Jeep Cherokee wins the second 4x4 of the Year competition against the Ford Bronco II, Mitsubishi Montero, Nissan King Cab, and Toyota Xtracab. "Jeep not only wrote the book on 4WD but rewrote it as well."
Isuzu "Enters the Sport/Utility Race" with the Trooper II.
First look at new Toyota 4Runner.
Staff names the "Best 4x4s of all Time": '73-'75 Ford F-250, '84 Jeep Cherokee, '82 Jeep CJ-7 Limited, '81-'84 Dodge Ramcharger, '80-'84 Ford F-150/Bronco, '69-'72 Blazer/Jimmy, '77 Bronco, '45-'49 Jeep CJ-2A, '83-'84 GM S-Blazer/Jimmy, '79-'83 Toyota pickup.

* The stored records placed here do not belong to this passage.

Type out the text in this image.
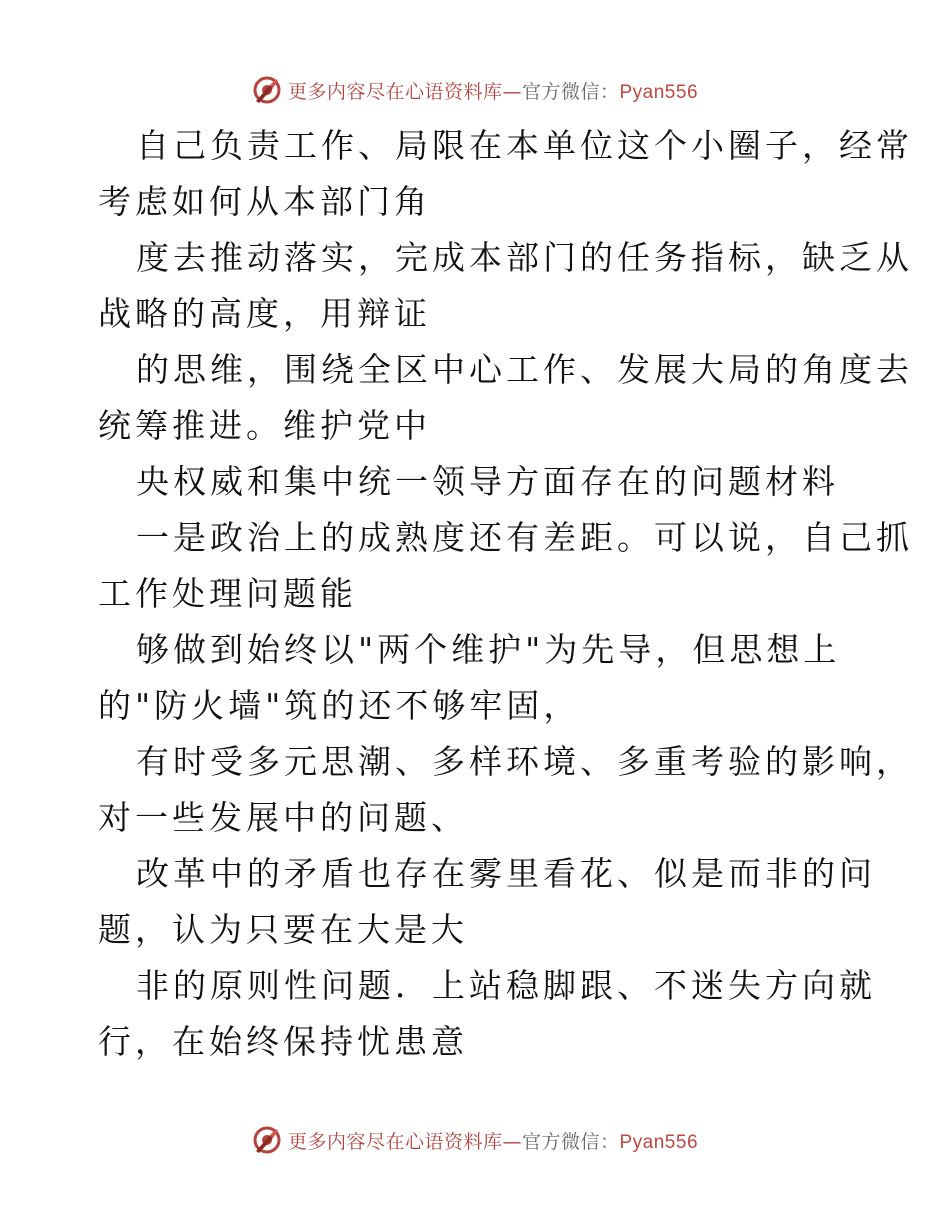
更多内容尽在心语资料库—官方微信：Pyan556
自己负责工作、局限在本单位这个小圈子，经常
考虑如何从本部门角
度去推动落实，完成本部门的任务指标，缺乏从
战略的高度，用辩证
的思维，围绕全区中心工作、发展大局的角度去
统筹推进。维护党中
央权威和集中统一领导方面存在的问题材料
一是政治上的成熟度还有差距。可以说，自己抓
工作处理问题能
够做到始终以"两个维护"为先导，但思想上
的"防火墙"筑的还不够牢固，
有时受多元思潮、多样环境、多重考验的影响，
对一些发展中的问题、
改革中的矛盾也存在雾里看花、似是而非的问
题，认为只要在大是大
非的原则性问题．上站稳脚跟、不迷失方向就
行，在始终保持忧患意
更多内容尽在心语资料库—官方微信：Pyan556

Isuzu Trooper II wins 4x4 of the Year, beating a 4.3-powered Chevy K10 stepside, 351-powered Ford Bronco, turbodiesel Jeep Cherokee, and Toyota 4Runner 22R. "The dark horse had taken the title by a nose."
Michael Coates' last issue as editor. A couple months will pass with Anson filling in as editor before John Stewart takes the helm in the October issue.